We oddly had an existing tftpd key, but weren't using it in any of the templates. It was added alongside dnsmasq and the dnsmasq built-in TFTP server configuration.

rainest commented 2 weeks ago

https://github.com/OpenCHAMI/deployment-recipes/pull/87 provides a basic "it runs!" set of values and templates, with some caveats:

synackd commented 2 weeks ago

The coresmd image is currently busted after some possibly incomplete file rearrangement upstream. The /coredhcp path in the image is a directory with a README.md; it's apparently supposed to get replaced with a binary built from some templated Go. I hulk smashed the (working) release binary from the repo into a local image build instead.

Does the latest version v0.0.5 work for you? I examined it and the /coredhcp is a binary in this version.

alexlovelltroy commented 2 weeks ago

SMD in the chart does not appear to serve TLS. I stuffed a fake cert into the SMD plugin config. The plugin appears to have connected over HTTP fine (it logged level=debug msg="EthernetInterfaces: map[]" prefix="plugins/coresmd" for my empty SMD instance with no errors).

At this point, we have not enabled TLS at the SMD level and rely on the API gateway for TLS termination and signed tokens for authN/authZ. Having said that, we have the ACME pieces running and we could create and rotate TLS certificates for the microservices using that or we could protect them using an mTLS service mesh. This matters more for k8S deployments than it does in our podman deployments

Do you have a proposal for mTLS within k8s for SMD that doesn't preclude the current operations?

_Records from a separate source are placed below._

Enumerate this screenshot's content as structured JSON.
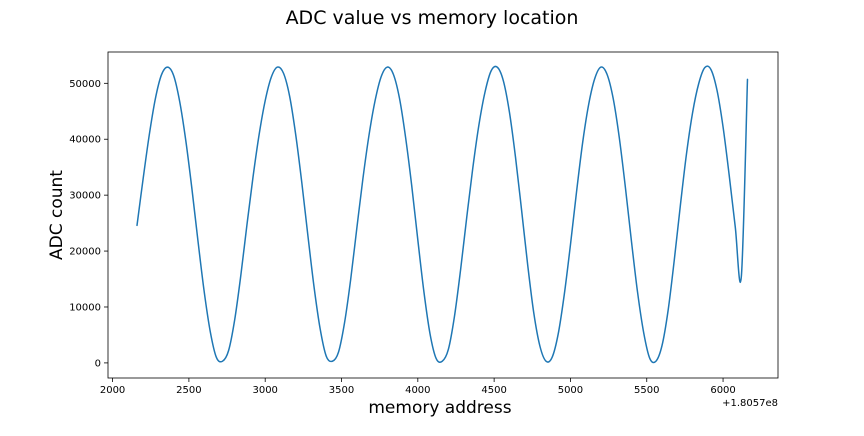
{
  "chart_data": {
    "type": "line",
    "title": "ADC value vs memory location",
    "xlabel": "memory address",
    "ylabel": "ADC count",
    "x_offset_label": "+1.8057e8",
    "xlim": [
      1970,
      6360
    ],
    "ylim": [
      -2700,
      55600
    ],
    "x_ticks": [
      2000,
      2500,
      3000,
      3500,
      4000,
      4500,
      5000,
      5500,
      6000
    ],
    "y_ticks": [
      0,
      10000,
      20000,
      30000,
      40000,
      50000
    ],
    "grid": false,
    "legend": "none",
    "line_color": "#1f77b4",
    "series": [
      {
        "x": [
          2160,
          2200,
          2240,
          2280,
          2320,
          2360,
          2400,
          2440,
          2480,
          2520,
          2560,
          2600,
          2640,
          2680,
          2720,
          2760,
          2800,
          2840,
          2880,
          2920,
          2960,
          3000,
          3040,
          3080,
          3120,
          3160,
          3200,
          3240,
          3280,
          3320,
          3360,
          3400,
          3440,
          3480,
          3520,
          3560,
          3600,
          3640,
          3680,
          3720,
          3760,
          3800,
          3840,
          3880,
          3920,
          3960,
          4000,
          4040,
          4080,
          4120,
          4160,
          4200,
          4240,
          4280,
          4320,
          4360,
          4400,
          4440,
          4480,
          4520,
          4560,
          4600,
          4640,
          4680,
          4720,
          4760,
          4800,
          4840,
          4880,
          4920,
          4960,
          5000,
          5040,
          5080,
          5120,
          5160,
          5200,
          5240,
          5280,
          5320,
          5360,
          5400,
          5440,
          5480,
          5520,
          5560,
          5600,
          5640,
          5680,
          5720,
          5760,
          5800,
          5840,
          5880,
          5920,
          5960,
          6000,
          6040,
          6080,
          6120,
          6160
        ],
        "y": [
          24600,
          32900,
          40700,
          47200,
          51500,
          52900,
          51400,
          46700,
          39700,
          31100,
          21700,
          12800,
          5600,
          1000,
          300,
          2200,
          7700,
          15600,
          24600,
          33200,
          40800,
          46900,
          51100,
          52900,
          51800,
          47700,
          40800,
          32200,
          22700,
          13600,
          6100,
          1200,
          300,
          1900,
          7200,
          14900,
          24000,
          32900,
          40700,
          46900,
          51200,
          52900,
          51600,
          47300,
          40300,
          31700,
          22000,
          12700,
          5200,
          800,
          300,
          2400,
          8300,
          16600,
          25900,
          34800,
          42500,
          48400,
          52200,
          52900,
          50500,
          44900,
          36800,
          27300,
          17500,
          8900,
          3000,
          300,
          1000,
          5200,
          12300,
          21100,
          30600,
          39400,
          46300,
          50900,
          52900,
          51600,
          47300,
          40300,
          31400,
          21700,
          12600,
          5400,
          800,
          300,
          3100,
          9400,
          18300,
          28100,
          37300,
          44700,
          49900,
          52800,
          52500,
          48800,
          42200,
          33600,
          24300,
          15500,
          50700
        ]
      }
    ]
  }
}
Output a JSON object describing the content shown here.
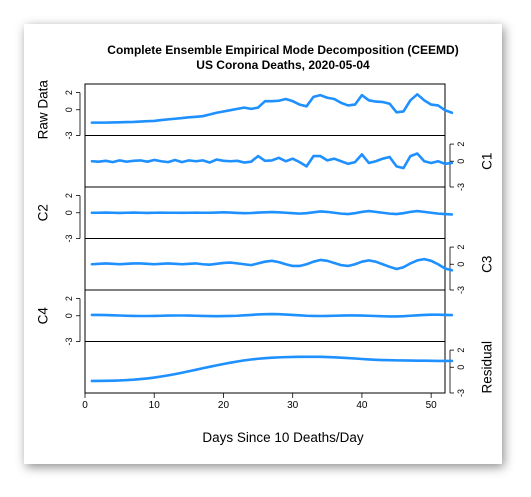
{
  "chart_data": {
    "type": "line",
    "title": "Complete Ensemble Empirical Mode Decomposition (CEEMD)",
    "subtitle": "US Corona Deaths, 2020-05-04",
    "xlabel": "Days Since 10 Deaths/Day",
    "xlim": [
      0,
      52
    ],
    "x_ticks": [
      "0",
      "10",
      "20",
      "30",
      "40",
      "50"
    ],
    "y_ticks": [
      "2",
      "0",
      "-3"
    ],
    "series_color": "#1E90FF",
    "panels": [
      {
        "name": "Raw Data",
        "label_side": "left",
        "ylim": [
          -3,
          3
        ],
        "values": [
          -1.5,
          -1.5,
          -1.5,
          -1.48,
          -1.46,
          -1.44,
          -1.42,
          -1.38,
          -1.33,
          -1.3,
          -1.2,
          -1.12,
          -1.05,
          -0.97,
          -0.88,
          -0.82,
          -0.75,
          -0.55,
          -0.35,
          -0.2,
          -0.05,
          0.1,
          0.25,
          0.1,
          0.25,
          1.0,
          1.0,
          1.05,
          1.25,
          1.0,
          0.6,
          0.4,
          1.5,
          1.7,
          1.4,
          1.25,
          0.8,
          0.5,
          0.6,
          1.7,
          1.1,
          0.95,
          0.9,
          0.7,
          -0.3,
          -0.2,
          1.1,
          1.8,
          1.1,
          0.6,
          0.5,
          -0.05,
          -0.35
        ]
      },
      {
        "name": "C1",
        "label_side": "right",
        "ylim": [
          -3,
          3
        ],
        "values": [
          0.0,
          -0.05,
          0.05,
          -0.1,
          0.1,
          -0.05,
          0.05,
          0.1,
          -0.05,
          0.15,
          0.0,
          -0.1,
          0.15,
          -0.1,
          0.1,
          0.0,
          0.1,
          -0.15,
          0.2,
          0.05,
          0.0,
          0.05,
          -0.15,
          -0.05,
          0.6,
          0.05,
          0.1,
          0.4,
          0.0,
          0.3,
          -0.1,
          -0.6,
          0.6,
          0.6,
          0.1,
          0.3,
          0.0,
          -0.3,
          -0.1,
          0.8,
          -0.2,
          0.0,
          0.3,
          0.5,
          -0.6,
          -0.8,
          0.6,
          0.9,
          0.0,
          -0.2,
          0.0,
          -0.3,
          -0.2
        ]
      },
      {
        "name": "C2",
        "label_side": "left",
        "ylim": [
          -3,
          3
        ],
        "values": [
          0.0,
          0.0,
          0.02,
          0.0,
          -0.02,
          0.0,
          0.02,
          0.0,
          -0.02,
          0.0,
          0.01,
          0.0,
          0.0,
          -0.01,
          0.0,
          0.01,
          0.0,
          0.0,
          0.02,
          0.05,
          0.02,
          -0.02,
          -0.05,
          -0.03,
          0.02,
          0.05,
          0.08,
          0.05,
          0.0,
          -0.05,
          -0.1,
          -0.05,
          0.05,
          0.15,
          0.1,
          0.0,
          -0.1,
          -0.15,
          -0.05,
          0.1,
          0.2,
          0.1,
          0.0,
          -0.1,
          -0.15,
          -0.05,
          0.1,
          0.2,
          0.1,
          0.0,
          -0.1,
          -0.15,
          -0.2
        ]
      },
      {
        "name": "C3",
        "label_side": "right",
        "ylim": [
          -3,
          3
        ],
        "values": [
          0.0,
          0.05,
          0.1,
          0.05,
          0.0,
          0.05,
          0.1,
          0.1,
          0.05,
          0.0,
          0.05,
          0.1,
          0.05,
          0.0,
          0.05,
          0.1,
          0.0,
          -0.05,
          0.05,
          0.15,
          0.2,
          0.1,
          0.0,
          -0.1,
          0.1,
          0.3,
          0.4,
          0.25,
          0.0,
          -0.2,
          -0.2,
          0.0,
          0.3,
          0.5,
          0.4,
          0.15,
          -0.1,
          -0.2,
          0.0,
          0.3,
          0.45,
          0.3,
          0.0,
          -0.3,
          -0.55,
          -0.35,
          0.1,
          0.45,
          0.6,
          0.4,
          0.0,
          -0.5,
          -0.7
        ]
      },
      {
        "name": "C4",
        "label_side": "left",
        "ylim": [
          -3,
          3
        ],
        "values": [
          0.1,
          0.1,
          0.08,
          0.05,
          0.03,
          0.0,
          -0.02,
          -0.03,
          -0.03,
          -0.02,
          0.0,
          0.02,
          0.03,
          0.03,
          0.02,
          0.0,
          -0.02,
          -0.04,
          -0.05,
          -0.04,
          -0.02,
          0.0,
          0.05,
          0.1,
          0.15,
          0.18,
          0.2,
          0.18,
          0.14,
          0.1,
          0.05,
          0.0,
          -0.02,
          -0.03,
          -0.02,
          0.0,
          0.02,
          0.04,
          0.04,
          0.02,
          0.0,
          -0.03,
          -0.06,
          -0.08,
          -0.08,
          -0.05,
          0.0,
          0.05,
          0.1,
          0.12,
          0.12,
          0.1,
          0.08
        ]
      },
      {
        "name": "Residual",
        "label_side": "right",
        "ylim": [
          -3,
          3
        ],
        "values": [
          -1.6,
          -1.6,
          -1.58,
          -1.56,
          -1.54,
          -1.5,
          -1.45,
          -1.38,
          -1.3,
          -1.2,
          -1.08,
          -0.95,
          -0.8,
          -0.64,
          -0.47,
          -0.3,
          -0.12,
          0.05,
          0.22,
          0.38,
          0.53,
          0.67,
          0.8,
          0.9,
          0.99,
          1.06,
          1.11,
          1.15,
          1.18,
          1.2,
          1.21,
          1.22,
          1.22,
          1.21,
          1.19,
          1.16,
          1.12,
          1.07,
          1.02,
          0.96,
          0.91,
          0.87,
          0.84,
          0.82,
          0.8,
          0.79,
          0.78,
          0.77,
          0.76,
          0.75,
          0.74,
          0.74,
          0.74
        ]
      }
    ]
  }
}
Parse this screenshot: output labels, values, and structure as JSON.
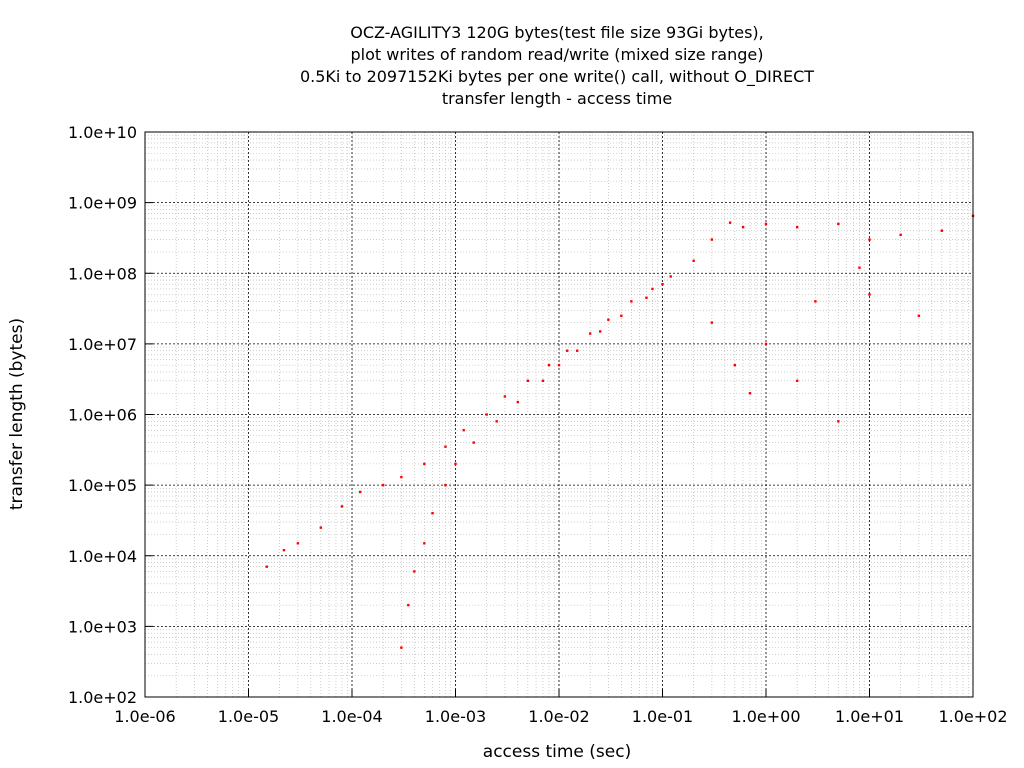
{
  "chart_data": {
    "type": "scatter",
    "title_lines": [
      "OCZ-AGILITY3 120G bytes(test file size 93Gi bytes),",
      "plot writes of random read/write (mixed size range)",
      "0.5Ki to 2097152Ki bytes per one write() call, without O_DIRECT",
      "transfer length - access time"
    ],
    "xlabel": "access time (sec)",
    "ylabel": "transfer length (bytes)",
    "xscale": "log",
    "yscale": "log",
    "xlim": [
      1e-06,
      100
    ],
    "ylim": [
      100,
      10000000000.0
    ],
    "x_tick_labels": [
      "1.0e-06",
      "1.0e-05",
      "1.0e-04",
      "1.0e-03",
      "1.0e-02",
      "1.0e-01",
      "1.0e+00",
      "1.0e+01",
      "1.0e+02"
    ],
    "y_tick_labels": [
      "1.0e+02",
      "1.0e+03",
      "1.0e+04",
      "1.0e+05",
      "1.0e+06",
      "1.0e+07",
      "1.0e+08",
      "1.0e+09",
      "1.0e+10"
    ],
    "grid": true,
    "point_color": "#ff0000",
    "clusters": [
      {
        "name": "upper-band",
        "points": [
          [
            1.5e-05,
            7000
          ],
          [
            2.2e-05,
            12000
          ],
          [
            3e-05,
            15000
          ],
          [
            5e-05,
            25000
          ],
          [
            8e-05,
            50000
          ],
          [
            0.00012,
            80000
          ],
          [
            0.0002,
            100000
          ],
          [
            0.0003,
            130000
          ],
          [
            0.0005,
            200000
          ],
          [
            0.0008,
            350000
          ],
          [
            0.0012,
            600000
          ],
          [
            0.002,
            1000000
          ],
          [
            0.003,
            1800000
          ],
          [
            0.005,
            3000000
          ],
          [
            0.008,
            5000000
          ],
          [
            0.012,
            8000000
          ],
          [
            0.02,
            14000000
          ],
          [
            0.03,
            22000000
          ],
          [
            0.05,
            40000000
          ],
          [
            0.08,
            60000000
          ],
          [
            0.12,
            90000000
          ],
          [
            0.2,
            150000000
          ],
          [
            0.3,
            300000000
          ],
          [
            0.45,
            520000000
          ]
        ]
      },
      {
        "name": "lower-band",
        "points": [
          [
            0.0003,
            500
          ],
          [
            0.00035,
            2000
          ],
          [
            0.0004,
            6000
          ],
          [
            0.0005,
            15000
          ],
          [
            0.0006,
            40000
          ],
          [
            0.0008,
            100000
          ],
          [
            0.001,
            200000
          ],
          [
            0.0015,
            400000
          ],
          [
            0.0025,
            800000
          ],
          [
            0.004,
            1500000
          ],
          [
            0.007,
            3000000
          ],
          [
            0.01,
            5000000
          ],
          [
            0.015,
            8000000
          ],
          [
            0.025,
            15000000
          ],
          [
            0.04,
            25000000
          ],
          [
            0.07,
            45000000
          ],
          [
            0.1,
            70000000
          ]
        ]
      },
      {
        "name": "slow-writes",
        "points": [
          [
            0.6,
            450000000
          ],
          [
            1,
            500000000
          ],
          [
            2,
            450000000
          ],
          [
            5,
            500000000
          ],
          [
            10,
            300000000
          ],
          [
            20,
            350000000
          ],
          [
            50,
            400000000
          ],
          [
            100,
            650000000
          ],
          [
            0.3,
            20000000
          ],
          [
            0.5,
            5000000
          ],
          [
            1,
            10000000
          ],
          [
            2,
            3000000
          ],
          [
            5,
            800000
          ],
          [
            10,
            50000000
          ],
          [
            30,
            25000000
          ],
          [
            0.7,
            2000000
          ],
          [
            3,
            40000000
          ],
          [
            8,
            120000000
          ]
        ]
      }
    ]
  }
}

alexlovelltroy commented 2 weeks ago

I don't think there's any way to handle dynamic population of the server_id or router config or that dynamic handling would even be desirable. AFAIK these will need to be config parameters that we just trust you've set to the correct value. The V4 ID needs to match the spec.loadBalancerIP. I don't think any other in-cluster config cares about the V6 ID.

You're driving at the right stuff here. We may need to explore options outside of the standard k8s networking in order to get this to work reliably. I've never understood how networking would work to bring DHCP properly into a remote k8s cluster without complex and unpleasant VLAN incantations. The solution in CSM only works because of direct connections to the worker nodes and plenty of VLAN tagging.

synackd commented 2 weeks ago

The coresmd image is currently busted after some possibly incomplete file rearrangement upstream. The /coredhcp path in the image is a directory with a README.md; it's apparently supposed to get replaced with a binary built from some templated Go. I hulk smashed the (working) release binary from the repo into a local image build instead.

Does the latest version v0.0.5 work for you? I examined it and the /coredhcp is a binary in this version.

@rainest Ah, I found the issue. We were originally pushing coresmd as the container name and then started pushing coredhcp. This led to the former one not working while the latter did. We have deleted the coresmd container to eliminate confusion. Going forward, we should use ghcr.io/openchami/coredhcp as the CoreDHCP container that has the coresmd plugins built-in.

Thanks for reporting the issue!

synackd commented 2 weeks ago

I will update the quickstart docker-compose recipe to use the correct container.

synackd commented 1 week ago

The above PR also fixes an issue where 'permission denied' would be seen when binding to port 67. Fixed in coresmd v0.0.6.